ネオ・マルサス的仮定を否定する長い学問的伝統にもかかわらず、それらは現在の気候変動分析と介入策の中心に位置し続けている。私たちは、人新世を含む環境変容に関する学術的、政策立案的、日常的な言説を理解し、破壊するための、よりニュアンスに富み、政治的に可能な方法を開発する第一歩として、反マルサス批判への回帰を主張する。これまで述べてきたように、「人口問題」が歴史的に取り組まれてきた方法と、気候変動の文脈におけるマルサスの亡霊の再登場は、「環境問題の犯人」をジェンダー化する結果となった。貧困にあえぎ、人種差別を受けた女性の場合はなおさらである。つまり、それらは「自然」現象であり、気候変動がもたらす常に政治的な結果ではないとしているのである。

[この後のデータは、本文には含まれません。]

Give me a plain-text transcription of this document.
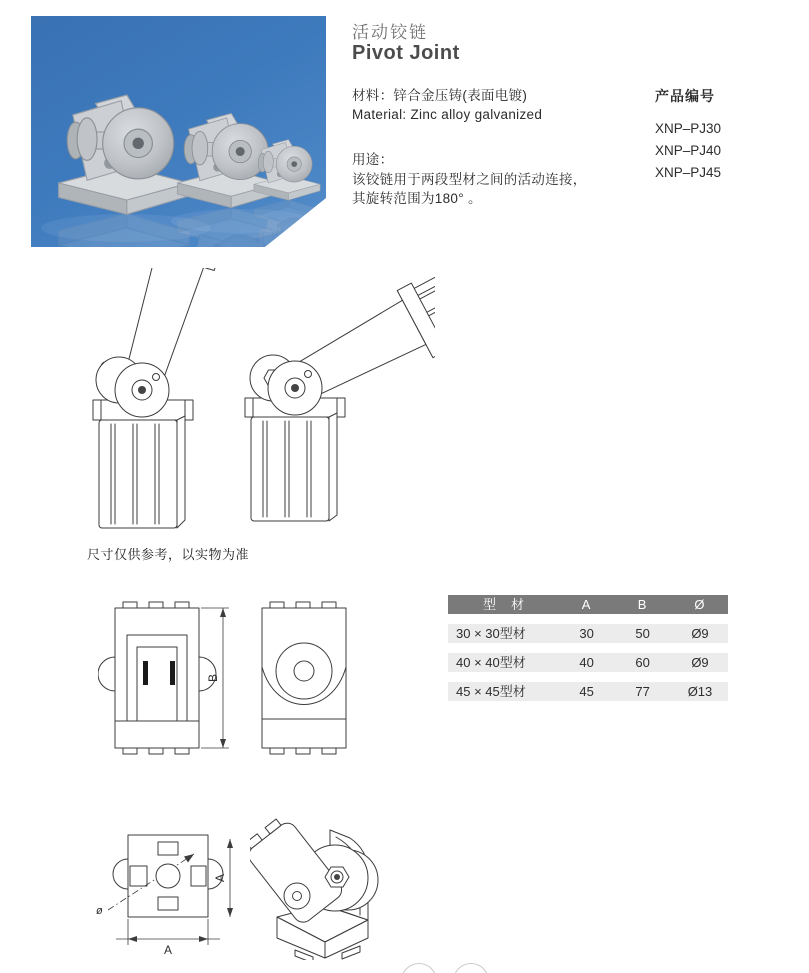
活动铰链
Pivot Joint
材料：锌合金压铸(表面电镀)
Material: Zinc alloy galvanized
产品编号
XNP–PJ30
XNP–PJ40
XNP–PJ45
用途：
该铰链用于两段型材之间的活动连接，
其旋转范围为180° 。
尺寸仅供参考，以实物为准
B
型　材	A	B	Ø
30 × 30型材	30	50	Ø9
40 × 40型材	40	60	Ø9
45 × 45型材	45	77	Ø13
ø
A
A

私たちの議論は、公的な議論において気候変動に関する歴史的、地理的、政治的根拠に基づいた分析が一般的に欠如していることへの深い懸念から生じている。気候変動のフェミニズム的政治生態学の中心的要素として、気候変動化した自然のジェンダー化された特徴に関するより広範な理解によって補完される現在の環境変容に対する反マルサス的な捉え方は、より実現可能な未来を集団的に構築するための闘いにおいて、強力な連携と戦略を可能にする。要するに、私たちは気候変動に対処するために緊急性が必要であることに同意する。このような同盟と戦略を発展させると同時に、過剰人口という誤った、頑固に根強く危険なネオ・マルサス的論理を否定することが、この緊急課題の核心である。

情報開示

著者による潜在的な利益相反は報告されていない。

資金提供

Antipode Foundation; Hampshire CollegeのPopulation and Development Program。

貢献者について

ディアナ・オヘダは、ポンティフィシア大学社会文化研究所の准教授である。

Pensar, Pontificia Universidad Javeriana(コロンビア、ボゴタ)准教授。

カリフォルニア大学リバーサイド校ジェンダー・セクシュアリティ研究助教授。

エリザベス・ルンストラム(Elizabeth Lunstrum)は、カナダのトロントにあるヨーク大学の地理学准教授である。